The profile that has emerged of Germanwings co-pilot Andreas Lubitz is becoming more troubling by the day.
In the hours after Flight 9525 crashed in the French Alps two weeks ago, Lubitz was regarded as one of 150 victims in an unexplained disaster. Two days later he was the prime suspect of an unfathomable act.
By now, French and German prosecutors have little doubt that the 27-year-old intentionally slammed the Airbus A320 into a mountain, killing everyone on board, and there is growing evidence that his actions weren’t just the result of a split-second decision but of days of planning.
The revelations have raised questions about who knew what, when, and whether he could have been stopped, and have prompted particular soul-searching in Germany.
Seventy-two of those killed onboard the flight, travelling from Barcelona to Duesseldorf, were German citizens.
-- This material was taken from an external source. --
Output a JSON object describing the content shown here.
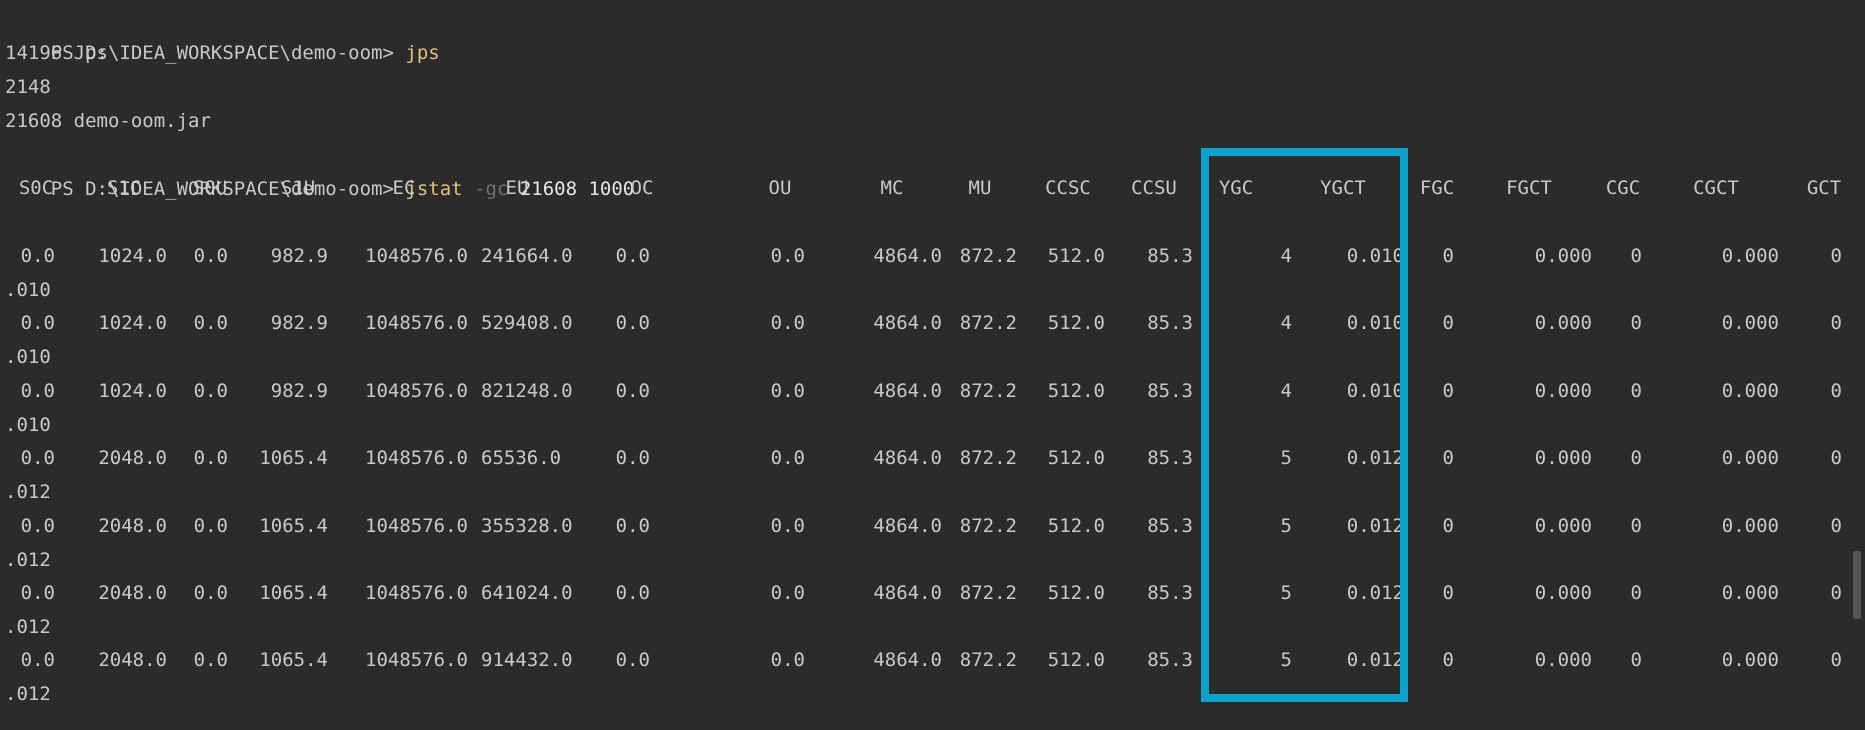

Investigators have pieced together the picture of Lubitz by analysing the voice and flight data recorders found at the crash site, searching his homes in Duesseldorf and Montabaur, and by interviewing friends, relatives, colleagues and doctors.
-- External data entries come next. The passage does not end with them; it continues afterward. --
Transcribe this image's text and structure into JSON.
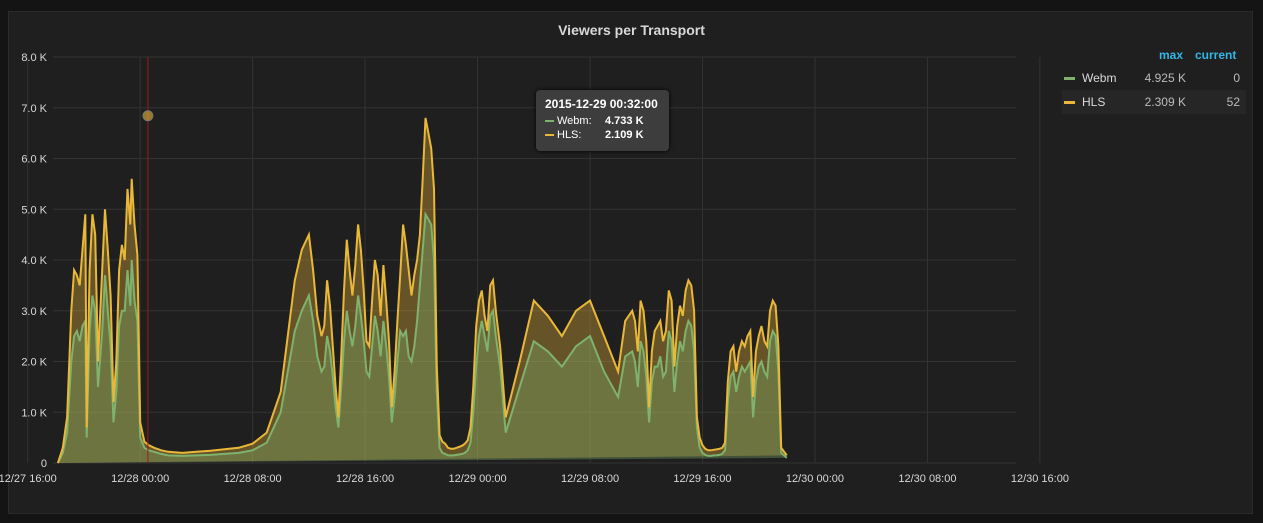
{
  "panel": {
    "title": "Viewers per Transport"
  },
  "legend": {
    "max_label": "max",
    "current_label": "current",
    "items": [
      {
        "name": "Webm",
        "color": "#7eb26d",
        "max": "4.925 K",
        "current": "0"
      },
      {
        "name": "HLS",
        "color": "#eab839",
        "max": "2.309 K",
        "current": "52"
      }
    ]
  },
  "tooltip": {
    "time": "2015-12-29 00:32:00",
    "rows": [
      {
        "name": "Webm:",
        "value": "4.733 K",
        "color": "#7eb26d"
      },
      {
        "name": "HLS:",
        "value": "2.109 K",
        "color": "#eab839"
      }
    ]
  },
  "chart_data": {
    "type": "area",
    "stacked": true,
    "title": "Viewers per Transport",
    "xlabel": "",
    "ylabel": "",
    "ylim": [
      0,
      8000
    ],
    "y_ticks": [
      "0",
      "1.0 K",
      "2.0 K",
      "3.0 K",
      "4.0 K",
      "5.0 K",
      "6.0 K",
      "7.0 K",
      "8.0 K"
    ],
    "x_ticks": [
      "12/27 16:00",
      "12/28 00:00",
      "12/28 08:00",
      "12/28 16:00",
      "12/29 00:00",
      "12/29 08:00",
      "12/29 16:00",
      "12/30 00:00",
      "12/30 08:00",
      "12/30 16:00"
    ],
    "grid": true,
    "legend_position": "right",
    "x_hours": [
      -5.85,
      -5.5,
      -5.2,
      -4.9,
      -4.7,
      -4.5,
      -4.3,
      -4.1,
      -3.9,
      -3.8,
      -3.6,
      -3.4,
      -3.2,
      -3.0,
      -2.7,
      -2.5,
      -2.3,
      -2.1,
      -1.9,
      -1.7,
      -1.5,
      -1.3,
      -1.1,
      -0.9,
      -0.7,
      -0.6,
      -0.4,
      -0.2,
      0.0,
      0.3,
      0.6,
      1.0,
      1.5,
      2.0,
      3.0,
      4.0,
      5.0,
      6.0,
      7.0,
      8.0,
      9.0,
      10.0,
      11.0,
      11.5,
      12.0,
      12.3,
      12.6,
      12.9,
      13.1,
      13.3,
      13.5,
      13.7,
      13.9,
      14.1,
      14.3,
      14.5,
      14.7,
      14.9,
      15.1,
      15.3,
      15.5,
      15.7,
      15.9,
      16.1,
      16.3,
      16.5,
      16.7,
      16.9,
      17.1,
      17.3,
      17.5,
      17.7,
      17.9,
      18.1,
      18.3,
      18.5,
      18.7,
      18.9,
      19.1,
      19.3,
      19.5,
      19.7,
      19.9,
      20.1,
      20.3,
      20.5,
      20.7,
      20.9,
      21.1,
      21.3,
      21.5,
      21.7,
      21.9,
      22.1,
      22.3,
      22.5,
      22.7,
      22.9,
      23.1,
      23.3,
      23.5,
      23.7,
      23.9,
      24.1,
      24.3,
      24.5,
      24.7,
      24.9,
      25.1,
      25.3,
      25.6,
      26.0,
      27.0,
      28.0,
      29.0,
      30.0,
      31.0,
      32.0,
      33.0,
      34.0,
      34.5,
      35.0,
      35.2,
      35.4,
      35.6,
      35.8,
      36.0,
      36.2,
      36.4,
      36.6,
      36.8,
      37.0,
      37.2,
      37.4,
      37.6,
      37.8,
      38.0,
      38.2,
      38.4,
      38.6,
      38.8,
      39.0,
      39.2,
      39.4,
      39.6,
      39.8,
      40.0,
      40.2,
      40.4,
      40.6,
      40.8,
      41.0,
      41.2,
      41.4,
      41.6,
      41.8,
      42.0,
      42.2,
      42.4,
      42.6,
      42.8,
      43.0,
      43.2,
      43.4,
      43.6,
      43.8,
      44.0,
      44.2,
      44.4,
      44.6,
      44.8,
      45.0,
      45.2,
      45.4,
      45.6,
      46.0,
      47.0,
      48.0,
      49.0,
      50.0,
      51.0,
      52.0,
      53.0,
      53.5,
      54.0,
      54.2,
      54.4,
      54.6,
      54.8,
      55.0,
      55.2,
      55.4,
      55.6,
      55.8,
      56.0,
      56.2,
      56.4,
      56.6,
      56.8,
      57.0,
      57.2,
      57.4,
      57.6,
      57.8,
      58.0,
      58.2,
      58.4,
      58.6,
      58.8,
      59.0,
      59.2,
      59.4,
      59.6,
      59.8,
      60.0,
      60.2,
      60.4,
      60.6,
      60.8,
      61.0,
      61.1,
      61.2,
      61.5
    ],
    "series": [
      {
        "name": "Webm",
        "color": "#7eb26d",
        "values": [
          0,
          200,
          600,
          2000,
          2500,
          2600,
          2400,
          2700,
          2800,
          500,
          2600,
          3300,
          3000,
          1500,
          2600,
          3700,
          3000,
          2300,
          800,
          1400,
          2700,
          3000,
          3000,
          3800,
          3100,
          4000,
          3200,
          2800,
          500,
          300,
          250,
          220,
          180,
          150,
          140,
          150,
          160,
          180,
          200,
          250,
          400,
          1000,
          2600,
          3000,
          3300,
          2800,
          2100,
          1800,
          1900,
          2500,
          2200,
          1700,
          1100,
          700,
          1500,
          2400,
          3000,
          2600,
          2300,
          2700,
          3300,
          2900,
          2400,
          1800,
          1700,
          2300,
          2900,
          2600,
          2100,
          2800,
          2300,
          1700,
          800,
          1300,
          2000,
          2600,
          2500,
          2600,
          2100,
          2000,
          2300,
          2800,
          3500,
          4200,
          4900,
          4800,
          4700,
          4000,
          1400,
          300,
          200,
          180,
          150,
          150,
          150,
          160,
          170,
          180,
          200,
          250,
          400,
          1000,
          1900,
          2500,
          2800,
          2500,
          2200,
          2900,
          3000,
          2500,
          1900,
          600,
          1500,
          2400,
          2200,
          1900,
          2300,
          2500,
          1800,
          1300,
          2100,
          2200,
          2000,
          1500,
          2400,
          2200,
          1700,
          800,
          1600,
          1900,
          1900,
          2100,
          1700,
          1800,
          2600,
          2400,
          1400,
          2000,
          2400,
          2200,
          2600,
          2800,
          2700,
          2200,
          700,
          300,
          200,
          160,
          140,
          140,
          150,
          150,
          160,
          180,
          250,
          1200,
          1700,
          1800,
          1400,
          1700,
          1900,
          1800,
          1900,
          2000,
          900,
          1600,
          1900,
          2000,
          1800,
          1700,
          2400,
          2600,
          2500,
          1800,
          200,
          100
        ],
        "overlay_hls": [
          0,
          300,
          900,
          3000,
          3800,
          3700,
          3500,
          4200,
          4900,
          700,
          3800,
          4900,
          4500,
          2000,
          3800,
          5000,
          4200,
          3300,
          1200,
          2000,
          3800,
          4300,
          4000,
          5400,
          4700,
          5600,
          4700,
          4100,
          800,
          420,
          350,
          300,
          250,
          220,
          200,
          220,
          240,
          270,
          300,
          380,
          600,
          1400,
          3600,
          4200,
          4500,
          3800,
          2900,
          2500,
          2700,
          3600,
          3100,
          2300,
          1500,
          900,
          2100,
          3400,
          4400,
          3800,
          3300,
          3900,
          4700,
          4200,
          3400,
          2400,
          2300,
          3200,
          4000,
          3700,
          2900,
          3900,
          3200,
          2400,
          1100,
          1800,
          2800,
          3700,
          4700,
          4300,
          3800,
          3300,
          3700,
          4000,
          4500,
          5600,
          6800,
          6500,
          6200,
          5400,
          1900,
          550,
          420,
          380,
          300,
          280,
          280,
          300,
          320,
          340,
          380,
          450,
          700,
          1500,
          2700,
          3200,
          3400,
          2900,
          2600,
          3500,
          3600,
          3000,
          2300,
          900,
          2000,
          3200,
          2900,
          2500,
          3000,
          3200,
          2500,
          1800,
          2800,
          3000,
          2800,
          2200,
          3200,
          3000,
          2400,
          1100,
          2200,
          2600,
          2700,
          2800,
          2400,
          2600,
          3400,
          3200,
          1900,
          2700,
          3100,
          2900,
          3400,
          3600,
          3500,
          3000,
          900,
          500,
          350,
          280,
          250,
          250,
          260,
          270,
          280,
          300,
          400,
          1600,
          2200,
          2300,
          1800,
          2200,
          2400,
          2300,
          2500,
          2600,
          1300,
          2200,
          2500,
          2700,
          2400,
          2300,
          3000,
          3200,
          3100,
          2300,
          300,
          150
        ]
      }
    ],
    "cursor": {
      "x_hours": 0.55,
      "hls_total": 6842,
      "webm": 4733
    }
  }
}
So far, this is what they have communicated about their findings: Medical records show that before he received his pilot’s license, Lubitz suffered from depression, with doctors recording “suicidal tendencies.”
It forced him to take a break of several months from his pilot training. Lufthansa has said Lubitz informed the airline’s flight school when he returned in 2009 that he had experienced an episode of “severe depression.”
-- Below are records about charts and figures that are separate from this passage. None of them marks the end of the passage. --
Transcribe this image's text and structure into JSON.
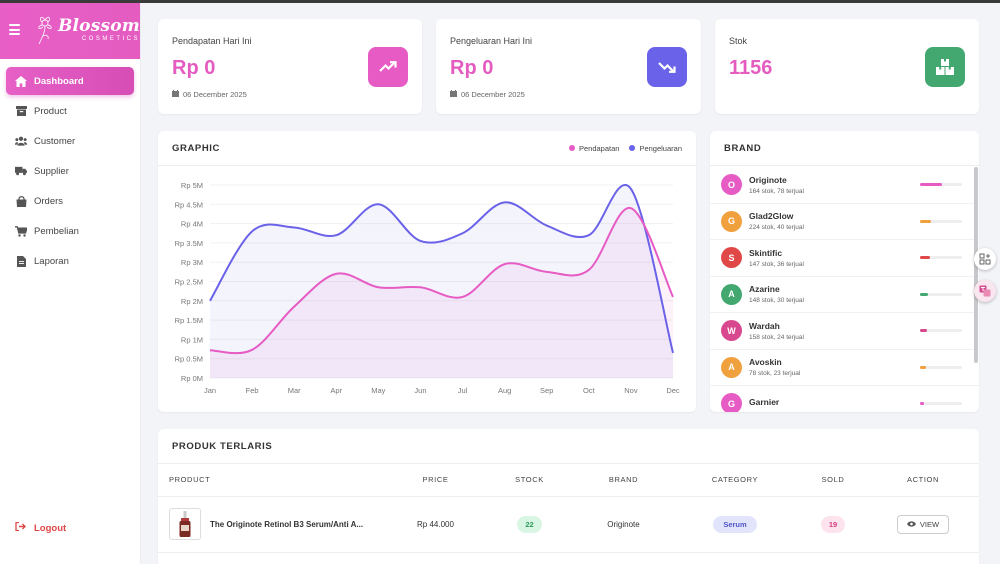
{
  "app": {
    "logo_main": "Blossom",
    "logo_sub": "COSMETICS"
  },
  "sidebar": {
    "items": [
      {
        "label": "Dashboard"
      },
      {
        "label": "Product"
      },
      {
        "label": "Customer"
      },
      {
        "label": "Supplier"
      },
      {
        "label": "Orders"
      },
      {
        "label": "Pembelian"
      },
      {
        "label": "Laporan"
      }
    ],
    "logout_label": "Logout"
  },
  "stats": [
    {
      "title": "Pendapatan Hari Ini",
      "value": "Rp 0",
      "date": "06 December 2025"
    },
    {
      "title": "Pengeluaran Hari Ini",
      "value": "Rp 0",
      "date": "06 December 2025"
    },
    {
      "title": "Stok",
      "value": "1156"
    }
  ],
  "colors": {
    "accent": "#e45cc0",
    "pendapatan": "#e65bc4",
    "pengeluaran": "#6a62e8",
    "stok_icon": "#43a870"
  },
  "graphic": {
    "title": "GRAPHIC",
    "legend": [
      "Pendapatan",
      "Pengeluaran"
    ]
  },
  "chart_data": {
    "type": "area",
    "title": "GRAPHIC",
    "categories": [
      "Jan",
      "Feb",
      "Mar",
      "Apr",
      "May",
      "Jun",
      "Jul",
      "Aug",
      "Sep",
      "Oct",
      "Nov",
      "Dec"
    ],
    "yticks": [
      "Rp 0M",
      "Rp 0.5M",
      "Rp 1M",
      "Rp 1.5M",
      "Rp 2M",
      "Rp 2.5M",
      "Rp 3M",
      "Rp 3.5M",
      "Rp 4M",
      "Rp 4.5M",
      "Rp 5M"
    ],
    "ylim": [
      0,
      5000000
    ],
    "series": [
      {
        "name": "Pendapatan",
        "values": [
          720000,
          730000,
          1850000,
          2700000,
          2350000,
          2350000,
          2100000,
          2950000,
          2750000,
          2800000,
          4400000,
          2100000
        ]
      },
      {
        "name": "Pengeluaran",
        "values": [
          2000000,
          3800000,
          3900000,
          3700000,
          4500000,
          3550000,
          3750000,
          4550000,
          3950000,
          3700000,
          4900000,
          650000
        ]
      }
    ]
  },
  "brand_panel": {
    "title": "BRAND",
    "items": [
      {
        "initial": "O",
        "name": "Originote",
        "stat": "164 stok, 78 terjual",
        "color": "#e65bc4",
        "share": 0.52
      },
      {
        "initial": "G",
        "name": "Glad2Glow",
        "stat": "224 stok, 40 terjual",
        "color": "#f0a03c",
        "share": 0.27
      },
      {
        "initial": "S",
        "name": "Skintific",
        "stat": "147 stok, 36 terjual",
        "color": "#e04848",
        "share": 0.24
      },
      {
        "initial": "A",
        "name": "Azarine",
        "stat": "148 stok, 30 terjual",
        "color": "#43a870",
        "share": 0.2
      },
      {
        "initial": "W",
        "name": "Wardah",
        "stat": "158 stok, 24 terjual",
        "color": "#d8488f",
        "share": 0.16
      },
      {
        "initial": "A",
        "name": "Avoskin",
        "stat": "78 stok, 23 terjual",
        "color": "#f0a03c",
        "share": 0.15
      },
      {
        "initial": "G",
        "name": "Garnier",
        "stat": "",
        "color": "#e65bc4",
        "share": 0.1
      }
    ]
  },
  "best_sellers": {
    "title": "PRODUK TERLARIS",
    "columns": [
      "PRODUCT",
      "PRICE",
      "STOCK",
      "BRAND",
      "CATEGORY",
      "SOLD",
      "ACTION"
    ],
    "rows": [
      {
        "product": "The Originote Retinol B3 Serum/Anti A...",
        "price": "Rp 44.000",
        "stock": "22",
        "brand": "Originote",
        "category": "Serum",
        "sold": "19",
        "action": "VIEW"
      }
    ]
  }
}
But Germanwings, the Lufthansa subsidiary Lubitz joined in 2013, said it was unaware of this. Both airlines, however, say Lubitz passed all medical tests and was cleared by doctors as fit to fly on the day of the disaster.
In the months before the crash Lubitz sought help from several doctors, including specialists at Duesseldorf’s University Hospital. The hospital declined to confirm reports that Lubitz was experiencing vision problems, but said he had come in for tests.
Duesseldorf prosecutors say there was no evidence the co-pilot had any physical ailments.
In the week leading up to the crash Lubitz spent time online researching suicide methods and cockpit door security. Safety rules introduced after the September 11, 2001, terror attacks in the United States allow someone in the cockpit to deny others entry.
Shortly after takeoff from Barcelona on March 24, Lubitz offered to take over the controls while the pilot went to the toilet. Finding himself unable to enter the cockpit on his return, the pilot pleaded Lubitz to let him back in.